4. A data transmission system as claimed in claim 2 or 3 in which each block to be conveyed also includes address data indicative of the intended destination of the block to which it relates and control data appropriate to the function of the block to which it relates, and in which the group of bits which conveys the address data and the control data are each provided with their own parity.

5. A data transmission system as claimed in claim 4, and in which the block functions specifiable by said control data include loop delay measurement.

6. A data transmisssion system as claimed in claim 5, and in which for loop delay measurement repeated transmission of a block is effected from one terminal to another, with the address data bits used as a counter to count the number of blocks sent before a first of those blocks is returned to said one terminal.

7. A data transmission system as claimed in claim 6, and in which when loop delay measurement is effected said measurement is effected twice, once from each end of the link.

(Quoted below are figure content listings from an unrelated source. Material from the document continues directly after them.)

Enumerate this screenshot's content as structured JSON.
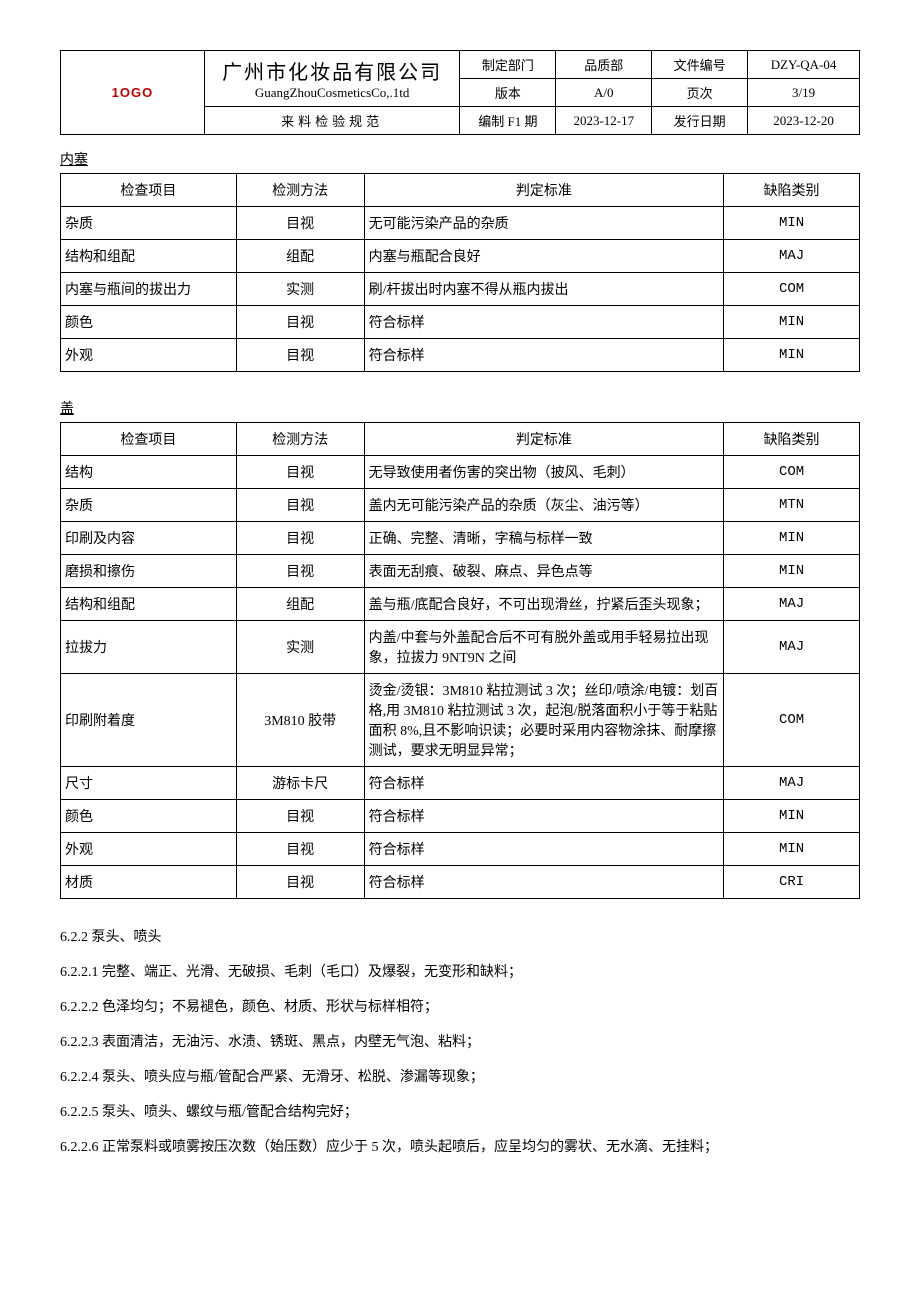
{
  "header": {
    "logo": "1OGO",
    "company_cn": "广州市化妆品有限公司",
    "company_en": "GuangZhouCosmeticsCo,.1td",
    "doc_title": "来料检验规范",
    "labels": {
      "dept": "制定部门",
      "dept_val": "品质部",
      "docno": "文件编号",
      "docno_val": "DZY-QA-04",
      "ver": "版本",
      "ver_val": "A/0",
      "page": "页次",
      "page_val": "3/19",
      "make": "编制 F1 期",
      "make_val": "2023-12-17",
      "issue": "发行日期",
      "issue_val": "2023-12-20"
    }
  },
  "table_headers": {
    "item": "检查项目",
    "method": "检测方法",
    "standard": "判定标准",
    "defect": "缺陷类别"
  },
  "section1": {
    "title": "内塞",
    "rows": [
      {
        "item": "杂质",
        "method": "目视",
        "standard": "无可能污染产品的杂质",
        "defect": "MIN"
      },
      {
        "item": "结构和组配",
        "method": "组配",
        "standard": "内塞与瓶配合良好",
        "defect": "MAJ"
      },
      {
        "item": "内塞与瓶间的拔出力",
        "method": "实测",
        "standard": "刷/杆拔出时内塞不得从瓶内拔出",
        "defect": "COM"
      },
      {
        "item": "颜色",
        "method": "目视",
        "standard": "符合标样",
        "defect": "MIN"
      },
      {
        "item": "外观",
        "method": "目视",
        "standard": "符合标样",
        "defect": "MIN"
      }
    ]
  },
  "section2": {
    "title": "盖",
    "rows": [
      {
        "item": "结构",
        "method": "目视",
        "standard": "无导致使用者伤害的突出物（披风、毛刺）",
        "defect": "COM"
      },
      {
        "item": "杂质",
        "method": "目视",
        "standard": "盖内无可能污染产品的杂质（灰尘、油污等）",
        "defect": "MTN"
      },
      {
        "item": "印刷及内容",
        "method": "目视",
        "standard": "正确、完整、清晰，字稿与标样一致",
        "defect": "MIN"
      },
      {
        "item": "磨损和擦伤",
        "method": "目视",
        "standard": "表面无刮痕、破裂、麻点、异色点等",
        "defect": "MIN"
      },
      {
        "item": "结构和组配",
        "method": "组配",
        "standard": "盖与瓶/底配合良好，不可出现滑丝，拧紧后歪头现象；",
        "defect": "MAJ"
      },
      {
        "item": "拉拔力",
        "method": "实测",
        "standard": "内盖/中套与外盖配合后不可有脱外盖或用手轻易拉出现象，拉拔力 9NT9N 之间",
        "defect": "MAJ"
      },
      {
        "item": "印刷附着度",
        "method": "3M810 胶带",
        "standard": "烫金/烫银：3M810 粘拉测试 3 次；丝印/喷涂/电镀：划百格,用 3M810 粘拉测试 3 次，起泡/脱落面积小于等于粘贴面积 8%,且不影响识读；必要时采用内容物涂抹、耐摩擦测试，要求无明显异常；",
        "defect": "COM"
      },
      {
        "item": "尺寸",
        "method": "游标卡尺",
        "standard": "符合标样",
        "defect": "MAJ"
      },
      {
        "item": "颜色",
        "method": "目视",
        "standard": "符合标样",
        "defect": "MIN"
      },
      {
        "item": "外观",
        "method": "目视",
        "standard": "符合标样",
        "defect": "MIN"
      },
      {
        "item": "材质",
        "method": "目视",
        "standard": "符合标样",
        "defect": "CRI"
      }
    ]
  },
  "paragraphs": [
    "6.2.2 泵头、喷头",
    "6.2.2.1 完整、端正、光滑、无破损、毛刺（毛口）及爆裂，无变形和缺料；",
    "6.2.2.2 色泽均匀；不易褪色，颜色、材质、形状与标样相符；",
    "6.2.2.3 表面清洁，无油污、水渍、锈斑、黑点，内壁无气泡、粘料；",
    "6.2.2.4 泵头、喷头应与瓶/管配合严紧、无滑牙、松脱、渗漏等现象；",
    "6.2.2.5 泵头、喷头、螺纹与瓶/管配合结构完好；",
    "6.2.2.6 正常泵料或喷雾按压次数（始压数）应少于 5 次，喷头起喷后，应呈均匀的雾状、无水滴、无挂料；"
  ],
  "layout": {
    "col_widths": {
      "item": "22%",
      "method": "16%",
      "standard": "45%",
      "defect": "17%"
    }
  }
}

8. A data transmission system as claimed in claims 2, 3, 4, 5, 6 or 7, and in which the repeat request signal is conveyed by a set of bits which is distributed at intervals throughout the data block, and in which if said further checks indicated that no error was present the bits usable to convey repeat request signals are used to convey an acknowledge signal.

9. A data transmission system as claimed in any one of the proceding claims, in which the parity bits are derived by temporarily storing the data bits in a two-dimensional coordinate array whereafter for each row and for each column there is derived a single parity bit.

10. A data transmission system as claimed in claim 9 and in which said parity bits are distributed throughout the block.

11. A data transmitting terminal for use in a system as claimed in any one of claims 1 to 10.

12. A data receiving terminal for use in a system as claimed in any one of claims 1 to 10.

1 3. A data transmission system, as described with reference to the accompanying drawings.